In blinded experiments using four human cancer cell lines (cervical, liver, testes, breast), as well as in three metastatic breast cell lines and normal cells, the new detection technique not only correctly indicated the presence of cancer cells in a sample but also identified primary cancer vs. metastatic disease. An article describing this new chemical nose method of cancer detection appears in the Proceedings of the National Academy of Sciences of the United States of America ("Detection and differentiation of normal, cancerous, and metastatic cells using nanoparticle-polymer sensor arrays").
In additional experiments to rule out the possibility that the chemical nose had simply detected individual differences in cells from different donors, the researchers repeated the experiments in skin cells from three groups of cloned BALB/c mice: healthy animals, those with primary cancer, and those with metastatic disease. Once again, it worked. “This result is key,” says Dr. Rotello. “It shows that we can differentiate among the three cell types in a single individual using the chemical nose approach.”
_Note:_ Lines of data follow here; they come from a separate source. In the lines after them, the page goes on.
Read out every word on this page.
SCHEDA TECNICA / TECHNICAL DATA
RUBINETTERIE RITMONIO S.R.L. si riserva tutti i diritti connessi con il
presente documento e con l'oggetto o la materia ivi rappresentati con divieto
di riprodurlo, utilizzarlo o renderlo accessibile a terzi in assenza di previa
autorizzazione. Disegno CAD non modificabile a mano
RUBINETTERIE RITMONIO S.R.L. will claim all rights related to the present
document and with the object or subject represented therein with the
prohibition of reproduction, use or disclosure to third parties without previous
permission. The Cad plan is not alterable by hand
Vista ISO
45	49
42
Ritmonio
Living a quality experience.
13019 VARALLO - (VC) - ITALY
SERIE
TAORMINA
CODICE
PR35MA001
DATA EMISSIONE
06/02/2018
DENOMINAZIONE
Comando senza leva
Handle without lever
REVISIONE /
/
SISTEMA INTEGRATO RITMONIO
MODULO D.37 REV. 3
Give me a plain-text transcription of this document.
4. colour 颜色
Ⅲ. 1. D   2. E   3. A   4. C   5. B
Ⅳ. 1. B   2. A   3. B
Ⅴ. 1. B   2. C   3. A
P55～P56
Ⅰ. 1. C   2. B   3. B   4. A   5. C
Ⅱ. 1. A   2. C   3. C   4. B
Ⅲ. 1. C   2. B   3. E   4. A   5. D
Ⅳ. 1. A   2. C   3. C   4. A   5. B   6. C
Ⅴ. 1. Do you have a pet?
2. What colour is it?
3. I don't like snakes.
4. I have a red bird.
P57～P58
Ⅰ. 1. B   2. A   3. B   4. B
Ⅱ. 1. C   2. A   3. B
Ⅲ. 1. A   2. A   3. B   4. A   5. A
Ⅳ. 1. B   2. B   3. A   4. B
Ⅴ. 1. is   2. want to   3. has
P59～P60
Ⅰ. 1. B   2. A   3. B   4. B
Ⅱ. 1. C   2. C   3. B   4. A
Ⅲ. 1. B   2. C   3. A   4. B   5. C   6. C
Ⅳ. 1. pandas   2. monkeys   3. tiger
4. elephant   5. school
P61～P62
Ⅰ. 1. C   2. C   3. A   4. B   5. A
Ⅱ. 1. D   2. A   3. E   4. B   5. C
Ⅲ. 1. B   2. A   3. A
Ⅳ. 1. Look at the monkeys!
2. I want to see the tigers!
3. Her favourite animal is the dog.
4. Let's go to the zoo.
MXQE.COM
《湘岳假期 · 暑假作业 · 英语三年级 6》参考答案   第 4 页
The investigators designed the new detection system by combining three gold nanoparticles that have special affinity for the surface of chemically abnormal cells plus the polymer para-phenyleneethynylene (PPE). As the check-engine indicator, PPE fluoresces or glows when displaced from the nanoparticle surface.
By adding the PPE-gold nanoparticle construct to human cells incubating in wells on a culture plate, the researchers induced a response called “competitive binding.” Cell surfaces bind the nanoparticles, displacing PPE from the surface. This turns on PPE’s fluorescent switch. Cells then are identified from the patterns generated by different particle-PPE systems.
Dr. Rotello says the chemical nose approach is so named because it works like a human nose, which is arrayed with hundreds of very selective chemical receptors. These bind with thousands of different chemicals in the air, some more strongly than others, in the endless combinations we encounter. The receptors report instantly to the brain, which recognizes patterns such as, for example, “french fries,” or it creates a new smell pattern.
Chemical receptors in the nose and the brain’s pattern recognition skills together are incredibly sensitive at detecting subtly different combinations, Dr. Rotello noted. Like a human nose, the chemical version being developed for use in cancer also remembers the patterns experienced, even if only once, and creates a new one when needed.